The plot wasn’t world class mind blow, but the ride was awesome and the real reviews of it do mirror most of my take away. Other than a few things which dipped into the uncanny valley about their mock news media coverage, and one textbook example of “enhance enhance” to mock, nothing was really pulling me out of the concept they built.
Die Hard: With a Vengeance is very good.
I recently re-watched both Clash of the Titans and Excalibur. I hadn’t seen either one in a very very long time, and my memory of both was extremely limited. Also they were both on Filmstruck, but were leaving soon, so I had to watch them soon to avoid the hassle of pirating or whatev.
Clash of the Titans is still way good. That Harryhousen stop motion is so great. Only some of the effects in the beginning where everyone was drowning don’t hold up. The thing is, my view of the story is completely different. When I was younger I viewed it as a pretty normal adventure with Perseus the hero. Now I see that the humans basically just do things at the whim of the gods. The gods are all fucking assholes. Zeus just gets his way because he’s in charge.

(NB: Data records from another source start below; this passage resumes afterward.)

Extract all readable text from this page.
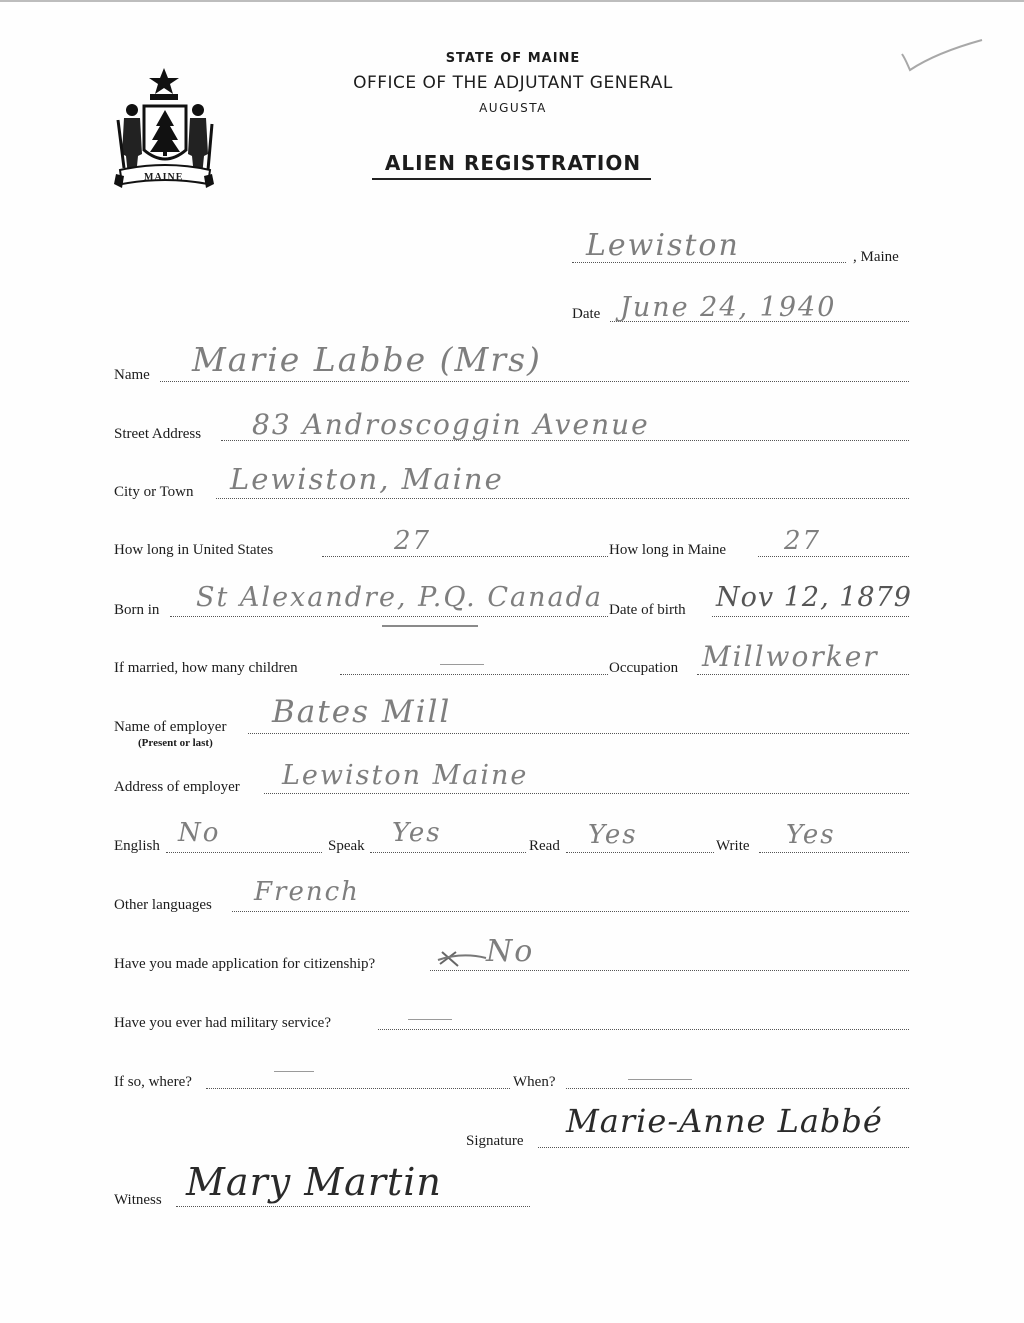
MAINE
STATE OF MAINE
OFFICE OF THE ADJUTANT GENERAL
AUGUSTA
ALIEN REGISTRATION
Lewiston	, Maine
Date June 24, 1940
Name Marie Labbe (Mrs)
Street Address 83 Androscoggin Avenue
City or Town Lewiston, Maine
How long in United States	27	How long in Maine 27
Born in St Alexandre, P.Q. Canada Date of birth Nov 12, 1879
If married, how many children	Occupation Millworker
Name of employer
(Present or last)
Bates Mill
Address of employer Lewiston Maine
English No	Speak Yes	Read Yes	Write Yes
Other languages French
Have you made application for citizenship?	No
Have you ever had military service?
If so, where?	When?
Signature
Marie-Anne Labbé
Witness Mary Martin
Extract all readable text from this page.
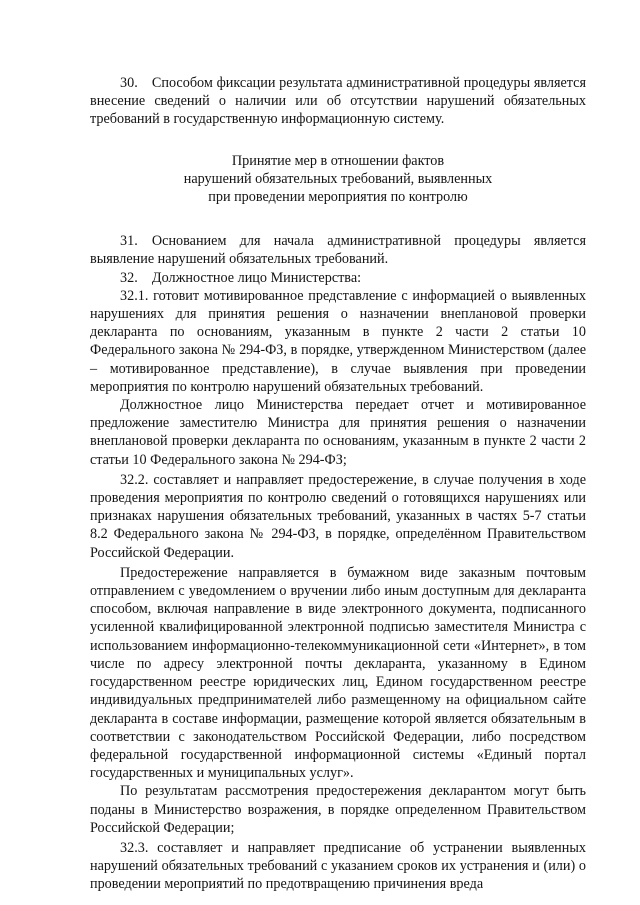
30. Способом фиксации результата административной процедуры является внесение сведений о наличии или об отсутствии нарушений обязательных требований в государственную информационную систему.

Принятие мер в отношении фактов
нарушений обязательных требований, выявленных
при проведении мероприятия по контролю

31. Основанием для начала административной процедуры является выявление нарушений обязательных требований.

32. Должностное лицо Министерства:

32.1. готовит мотивированное представление с информацией о выявленных нарушениях для принятия решения о назначении внеплановой проверки декларанта по основаниям, указанным в пункте 2 части 2 статьи 10 Федерального закона № 294-ФЗ, в порядке, утвержденном Министерством (далее – мотивированное представление), в случае выявления при проведении мероприятия по контролю нарушений обязательных требований.

Должностное лицо Министерства передает отчет и мотивированное предложение заместителю Министра для принятия решения о назначении внеплановой проверки декларанта по основаниям, указанным в пункте 2 части 2 статьи 10 Федерального закона № 294-ФЗ;

32.2. составляет и направляет предостережение, в случае получения в ходе проведения мероприятия по контролю сведений о готовящихся нарушениях или признаках нарушения обязательных требований, указанных в частях 5-7 статьи 8.2 Федерального закона № 294-ФЗ, в порядке, определённом Правительством Российской Федерации.

Предостережение направляется в бумажном виде заказным почтовым отправлением с уведомлением о вручении либо иным доступным для декларанта способом, включая направление в виде электронного документа, подписанного усиленной квалифицированной электронной подписью заместителя Министра с использованием информационно-телекоммуникационной сети «Интернет», в том числе по адресу электронной почты декларанта, указанному в Едином государственном реестре юридических лиц, Едином государственном реестре индивидуальных предпринимателей либо размещенному на официальном сайте декларанта в составе информации, размещение которой является обязательным в соответствии с законодательством Российской Федерации, либо посредством федеральной государственной информационной системы «Единый портал государственных и муниципальных услуг».

По результатам рассмотрения предостережения декларантом могут быть поданы в Министерство возражения, в порядке определенном Правительством Российской Федерации;

32.3. составляет и направляет предписание об устранении выявленных нарушений обязательных требований с указанием сроков их устранения и (или) о проведении мероприятий по предотвращению причинения вреда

Excalibur is a lot shorter than I remember. It’s a little over 2 hours. The early parts of the movie where Merlin is hanging out and Arthur is still young are way cornier and hammier than I remember. Very dated and doesn’t hold up well. Once it gets past that to the Lancelot times and the grail quest that’s where it gets more serious, surreal, and good. It would be cool if the whole movie was like that.
Event Horizon scared the shit out of me when I first saw it. But half the special effects don’t hold up, and neither do the scares. It’s all a bit obvious now.
“Event Horizon” is a terrible name for a ship. It basically means “Where things go to die at a black hole.” I suppose that’s the point, since it’s a horror movie. Stil, it’s like watching a horror movie that takes place at Murdercruel Manor.
No, it’s a technical term for something very specific to the ship’s mission. It could be utterly non-insidious.
“The boundary at which the gravitational pull of a massive object becomes so great as to make escape impossible.”
The technical term for point of no return where escape is impossible is still a crappy name for a ship.
EDIT: Unless the purpose of said ship is capturing things.
You do remember the plot of the movie, right? What that ship was doing? Why it might, perhaps, have been named what it was?
The purpose of the ship was crossing that boundary. Or, to be more specific, using a black hole to create a wormhole and travel through it. Event Horizon is a totally non-insidious name for a space ship powered by a black hole.
That’s not to say, in the context of the movie, it doesn’t have spooky connotations. But those aren’t to how deadly a black hole is. It’s more a play on the edge of human experience, and how close you can get to inhuman horror before you can’t come back.
But in the context of naming a ship, it’s no more meaningful than Titanic. Of course now that name has connotations, but at the time it was just one of a whole line of White Star ships that ended in “ic” like Olympic and Atlantic and such.